Concours – Article de journal sur les changements climatiques

Voici nos gagnants(es) du concours – Article de journal sur les changements climatiques.

Thème de notre cours de CCQ de 4e secondaire ! Nous vous invitons à lire leur article de journal ci-bas !

No 1 : Alex Dumont

No 2 : Éliane Auger

No 3 : Berline Glory François

No 4 : Emmanuel Castin

No 5: Simon Fournier

ARTICLE DE ALEX DUMONT, 4e secondaire

Est-ce qu’être stylé tue ? 

J’étais un grand fan de vêtements, ça me permettait de m’exprimer. Les vêtements, les souliers et même des bijoux en grand nombre et à bas prix, c’était parfait pour moi. Ce monde est comme irréel comme de la magie. Mais est-ce qu’acheter plein de vêtements qui ont été faits par des milliards d’exemplaires et de faire vivre la fast fashion est un choix judicieux, selon vous? Depuis que j’ai vu l’autre côté de ce monde,j’ai changé ma façon d’acheter.   

Peut-être que je faisais des économies mais à quel prix! Le vêtement que j’achetais, qui a été fait en millions d’exemplaires à un prix minuscule, va survivre combien de temps? Pollution, émission de gaz à effet de serre, pollution des eaux et microplastique, tous ces mots que personne ne veut prononcer sont l’autre côté de ce miroir du pas cher.  

Pour vous donner une idée, 93 milliards de mètres cubes d’eau par an sont utilisés dans ce domaine. Ça donne 37 millions de piscines olympiques gaspillées par année pour avoir des vêtements qui meurentaprès avoir été porté deux fois. Il y a un problème à quelque part! Ils nous prennent pour des cons! Imaginez, ça a commencé vers 1990, toute l’eau qui a été jetée pour rien! 

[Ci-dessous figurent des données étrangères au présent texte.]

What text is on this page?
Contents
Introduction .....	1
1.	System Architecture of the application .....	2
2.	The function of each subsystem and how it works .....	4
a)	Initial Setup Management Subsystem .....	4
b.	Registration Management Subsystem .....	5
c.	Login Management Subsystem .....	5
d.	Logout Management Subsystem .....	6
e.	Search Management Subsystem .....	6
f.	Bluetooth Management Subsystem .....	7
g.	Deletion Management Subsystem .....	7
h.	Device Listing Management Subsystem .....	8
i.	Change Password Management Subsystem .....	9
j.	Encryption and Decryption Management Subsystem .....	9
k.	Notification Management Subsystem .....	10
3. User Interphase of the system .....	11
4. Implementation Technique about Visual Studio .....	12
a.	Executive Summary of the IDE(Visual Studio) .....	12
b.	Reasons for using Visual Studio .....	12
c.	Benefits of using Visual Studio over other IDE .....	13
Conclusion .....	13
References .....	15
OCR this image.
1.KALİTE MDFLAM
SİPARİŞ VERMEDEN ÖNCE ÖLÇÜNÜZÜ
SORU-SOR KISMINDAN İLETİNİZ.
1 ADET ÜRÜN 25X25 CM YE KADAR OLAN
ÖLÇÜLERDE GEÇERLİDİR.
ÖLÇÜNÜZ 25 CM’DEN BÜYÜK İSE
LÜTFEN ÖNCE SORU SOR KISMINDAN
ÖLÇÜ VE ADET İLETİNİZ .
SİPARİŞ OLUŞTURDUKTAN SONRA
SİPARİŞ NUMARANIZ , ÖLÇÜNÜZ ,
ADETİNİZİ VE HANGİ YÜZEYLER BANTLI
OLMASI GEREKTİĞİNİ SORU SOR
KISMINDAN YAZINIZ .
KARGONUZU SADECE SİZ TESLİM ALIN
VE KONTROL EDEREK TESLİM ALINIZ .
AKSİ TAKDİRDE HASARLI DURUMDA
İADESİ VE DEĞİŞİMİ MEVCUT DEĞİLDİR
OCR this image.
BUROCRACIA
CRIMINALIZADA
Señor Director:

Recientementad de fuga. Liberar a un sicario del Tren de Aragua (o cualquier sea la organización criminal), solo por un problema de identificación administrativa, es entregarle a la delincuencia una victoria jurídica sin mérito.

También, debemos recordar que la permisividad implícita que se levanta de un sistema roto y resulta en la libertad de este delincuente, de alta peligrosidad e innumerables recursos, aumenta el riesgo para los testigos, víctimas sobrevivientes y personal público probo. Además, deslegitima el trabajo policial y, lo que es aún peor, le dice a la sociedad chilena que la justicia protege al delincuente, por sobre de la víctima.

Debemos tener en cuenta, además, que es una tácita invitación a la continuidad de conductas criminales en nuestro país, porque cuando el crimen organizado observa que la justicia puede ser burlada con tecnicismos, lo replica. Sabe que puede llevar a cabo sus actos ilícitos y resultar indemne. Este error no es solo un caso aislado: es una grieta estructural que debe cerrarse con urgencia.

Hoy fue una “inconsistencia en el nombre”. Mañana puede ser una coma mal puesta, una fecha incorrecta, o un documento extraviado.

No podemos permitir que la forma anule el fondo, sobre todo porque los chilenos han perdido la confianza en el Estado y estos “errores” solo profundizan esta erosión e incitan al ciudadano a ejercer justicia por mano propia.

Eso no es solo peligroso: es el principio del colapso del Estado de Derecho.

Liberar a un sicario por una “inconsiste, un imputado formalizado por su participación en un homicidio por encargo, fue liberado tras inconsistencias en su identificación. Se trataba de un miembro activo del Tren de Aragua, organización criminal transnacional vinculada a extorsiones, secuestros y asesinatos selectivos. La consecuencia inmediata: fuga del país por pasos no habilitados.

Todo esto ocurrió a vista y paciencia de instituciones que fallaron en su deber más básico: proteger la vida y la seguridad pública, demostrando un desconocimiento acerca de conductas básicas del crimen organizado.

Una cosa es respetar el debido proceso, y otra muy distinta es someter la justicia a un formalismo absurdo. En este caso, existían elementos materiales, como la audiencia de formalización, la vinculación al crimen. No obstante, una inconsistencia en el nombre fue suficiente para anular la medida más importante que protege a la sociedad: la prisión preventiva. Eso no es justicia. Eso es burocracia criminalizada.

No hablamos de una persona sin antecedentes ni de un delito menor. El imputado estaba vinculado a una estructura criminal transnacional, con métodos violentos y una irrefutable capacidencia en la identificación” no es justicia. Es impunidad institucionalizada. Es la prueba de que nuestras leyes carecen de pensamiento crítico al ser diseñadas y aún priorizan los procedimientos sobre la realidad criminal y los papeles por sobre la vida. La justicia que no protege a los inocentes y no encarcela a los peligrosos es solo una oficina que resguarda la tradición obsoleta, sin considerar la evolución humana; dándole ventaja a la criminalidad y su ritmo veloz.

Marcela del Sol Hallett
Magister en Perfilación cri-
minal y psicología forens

Ce n’est pas seulement l’eau qui est gaspillée, c’est aussi le plastique, le pétrole, le polyester, le nylon et l’acrylique. Tous ces produits détruisent notre vie et notre planète.  

Comment pouvons-nous créer un chandail qui passe une fois dans la laveuse et qui ne reste plus rien une fois sortie, un vêtement qui a un trop grand rôle néfaste sur notre survie et qui ne dure même pas.  

Selon moi, c’est ridicule c’est comme si je te vendais un soulier qui ne pouvait que faire cinq pas avant de ne plus être fonctionnel, et que pour faire ce soulier, ça enlevait 10 minutes de vie à la planète!  

Vous ne voyez pas qu’il y a un truc qui cloche! Les grands chefs d’entreprise le savent que ça ne fait pas de sens, mais ce n’est pas leur priorité. Eux, ils ne veulent que faire plus d’argent quoi qu’il en coûte; donc,ils utilisent des produits à prix ridicules, mais à qualité encore plus ridicule pour faire le plus de profit. 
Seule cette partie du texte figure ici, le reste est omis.